KEY Libraries was founded in 2007 by Rita Field-Marsham to address gaps in access to functional school libraries in Kenyan public schools, particularly in under-resourced and low-income communities in both urban and rural areas. The organization's work focuses on strengthening school libraries within the formal education ecosystem and supporting librarians as facilitators of reading, digital literacy, and learning.

== Programs and operations ==
Knowledge Empowering Youth (KEY Libraries ) works with schools and local and international organizations in Kenya to support school and community library development, educational resources, and librarian training.

The organization's library model includes print and digital collections, a library management system, learning technologies, learning technologies, and designed learning spaces and programs that support literacy, digital skills, and civic education.

In 2023, KEY Libraries launched a professional development workshop for school librarians, bringing together librarians and education stakeholders from across Kenya through partnerships with the Kenya Library Association, the Kenya National Library Service, and the Goethe-Institute Nairobi. The workshop also included participation from faculty of Florida State University College of Communication and Information.

== Recognition and awards ==
In 2025, KEY Libraries was named a Successful Practices Honoree by the Library of Congress Literacy Awards Program, which recognizes nonprofit organizations that have made noteworthy contributions to increasing literacy and promoting reading through replicable strategies.
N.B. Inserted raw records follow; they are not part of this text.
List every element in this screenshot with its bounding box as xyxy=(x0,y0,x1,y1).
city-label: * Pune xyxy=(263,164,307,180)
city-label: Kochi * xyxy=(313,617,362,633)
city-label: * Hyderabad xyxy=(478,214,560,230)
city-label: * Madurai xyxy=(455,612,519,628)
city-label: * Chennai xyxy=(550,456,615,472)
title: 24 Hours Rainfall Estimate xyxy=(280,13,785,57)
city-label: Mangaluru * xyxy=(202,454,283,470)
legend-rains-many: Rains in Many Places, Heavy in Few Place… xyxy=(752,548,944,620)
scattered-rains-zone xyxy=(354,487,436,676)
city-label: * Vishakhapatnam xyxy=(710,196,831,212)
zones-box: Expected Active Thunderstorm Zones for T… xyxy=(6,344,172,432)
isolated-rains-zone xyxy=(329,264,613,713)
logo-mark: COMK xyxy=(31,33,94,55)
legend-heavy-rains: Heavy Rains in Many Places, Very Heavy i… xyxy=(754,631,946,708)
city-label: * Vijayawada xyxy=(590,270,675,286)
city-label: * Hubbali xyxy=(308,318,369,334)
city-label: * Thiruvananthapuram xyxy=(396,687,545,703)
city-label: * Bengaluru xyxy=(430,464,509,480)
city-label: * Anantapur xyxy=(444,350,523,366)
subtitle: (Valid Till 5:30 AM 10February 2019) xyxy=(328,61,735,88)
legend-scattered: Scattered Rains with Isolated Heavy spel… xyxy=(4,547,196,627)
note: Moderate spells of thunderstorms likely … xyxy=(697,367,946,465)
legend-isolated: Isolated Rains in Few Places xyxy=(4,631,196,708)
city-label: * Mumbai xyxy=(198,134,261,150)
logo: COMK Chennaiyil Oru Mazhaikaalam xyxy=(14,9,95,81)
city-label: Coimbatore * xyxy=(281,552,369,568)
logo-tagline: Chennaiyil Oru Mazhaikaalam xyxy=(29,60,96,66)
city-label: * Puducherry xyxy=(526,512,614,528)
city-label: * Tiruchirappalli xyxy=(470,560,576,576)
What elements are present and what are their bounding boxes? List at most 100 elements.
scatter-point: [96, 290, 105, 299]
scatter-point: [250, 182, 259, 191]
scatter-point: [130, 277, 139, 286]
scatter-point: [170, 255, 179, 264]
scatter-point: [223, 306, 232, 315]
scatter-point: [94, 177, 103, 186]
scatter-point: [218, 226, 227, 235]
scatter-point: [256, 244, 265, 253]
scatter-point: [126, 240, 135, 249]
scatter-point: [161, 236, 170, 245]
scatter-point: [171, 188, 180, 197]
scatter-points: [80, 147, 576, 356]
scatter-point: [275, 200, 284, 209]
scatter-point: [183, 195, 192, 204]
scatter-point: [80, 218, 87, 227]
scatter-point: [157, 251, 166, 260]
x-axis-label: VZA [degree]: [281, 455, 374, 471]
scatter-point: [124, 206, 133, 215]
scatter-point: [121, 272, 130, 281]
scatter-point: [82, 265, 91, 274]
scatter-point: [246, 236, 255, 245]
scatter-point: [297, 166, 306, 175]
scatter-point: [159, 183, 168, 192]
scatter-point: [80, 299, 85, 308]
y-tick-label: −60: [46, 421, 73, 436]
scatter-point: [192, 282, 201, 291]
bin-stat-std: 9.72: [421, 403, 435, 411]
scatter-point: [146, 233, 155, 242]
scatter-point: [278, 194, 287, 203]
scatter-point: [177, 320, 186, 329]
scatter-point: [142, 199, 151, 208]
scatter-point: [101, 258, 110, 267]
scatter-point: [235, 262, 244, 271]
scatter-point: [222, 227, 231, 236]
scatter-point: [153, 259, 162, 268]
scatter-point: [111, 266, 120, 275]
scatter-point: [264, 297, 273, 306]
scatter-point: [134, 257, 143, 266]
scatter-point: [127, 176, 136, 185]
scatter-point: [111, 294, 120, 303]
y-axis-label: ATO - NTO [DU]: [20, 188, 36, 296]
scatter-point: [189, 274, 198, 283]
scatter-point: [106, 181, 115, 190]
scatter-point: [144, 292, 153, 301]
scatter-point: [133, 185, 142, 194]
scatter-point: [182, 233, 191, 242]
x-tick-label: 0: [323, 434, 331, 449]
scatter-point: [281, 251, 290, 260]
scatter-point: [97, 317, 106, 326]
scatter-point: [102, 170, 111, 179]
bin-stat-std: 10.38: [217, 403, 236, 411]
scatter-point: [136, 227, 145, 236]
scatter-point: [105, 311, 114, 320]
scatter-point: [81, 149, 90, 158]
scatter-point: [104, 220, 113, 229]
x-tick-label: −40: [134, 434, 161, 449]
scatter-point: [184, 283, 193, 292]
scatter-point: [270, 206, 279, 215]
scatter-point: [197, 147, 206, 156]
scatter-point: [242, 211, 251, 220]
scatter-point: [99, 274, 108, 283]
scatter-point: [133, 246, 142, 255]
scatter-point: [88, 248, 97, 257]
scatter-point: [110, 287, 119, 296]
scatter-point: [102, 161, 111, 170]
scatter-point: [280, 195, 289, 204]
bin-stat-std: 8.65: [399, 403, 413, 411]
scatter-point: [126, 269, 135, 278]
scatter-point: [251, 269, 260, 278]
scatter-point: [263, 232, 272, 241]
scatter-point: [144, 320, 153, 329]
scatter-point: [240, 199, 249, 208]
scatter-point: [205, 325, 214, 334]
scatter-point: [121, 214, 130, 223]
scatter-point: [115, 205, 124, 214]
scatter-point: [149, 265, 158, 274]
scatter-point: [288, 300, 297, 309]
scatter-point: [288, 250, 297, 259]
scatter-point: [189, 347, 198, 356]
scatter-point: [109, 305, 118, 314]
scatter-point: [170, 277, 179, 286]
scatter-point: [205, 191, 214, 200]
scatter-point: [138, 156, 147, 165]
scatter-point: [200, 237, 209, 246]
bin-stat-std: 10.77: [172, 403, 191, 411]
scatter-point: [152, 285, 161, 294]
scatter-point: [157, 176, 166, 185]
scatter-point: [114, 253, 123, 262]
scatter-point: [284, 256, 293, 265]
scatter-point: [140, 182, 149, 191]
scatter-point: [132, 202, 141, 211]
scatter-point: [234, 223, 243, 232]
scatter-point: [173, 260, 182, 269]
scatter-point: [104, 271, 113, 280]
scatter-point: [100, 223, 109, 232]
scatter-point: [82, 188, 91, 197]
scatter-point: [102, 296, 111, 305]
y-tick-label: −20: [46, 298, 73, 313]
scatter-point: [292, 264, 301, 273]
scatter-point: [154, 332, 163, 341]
Libraries supported by KEY in Kenya have also received recognition through Kenya's Maktaba Awards (Library of the Year Award).

== Policy context and advocacy ==
KEY Libraries model is aligned with Kenya's national framework for libraries, including the National Policy on Libraries (2022) and the draft Libraries of Kenya Bill (2022), which address access to information, digital literacy, and the role of libraries within education systems.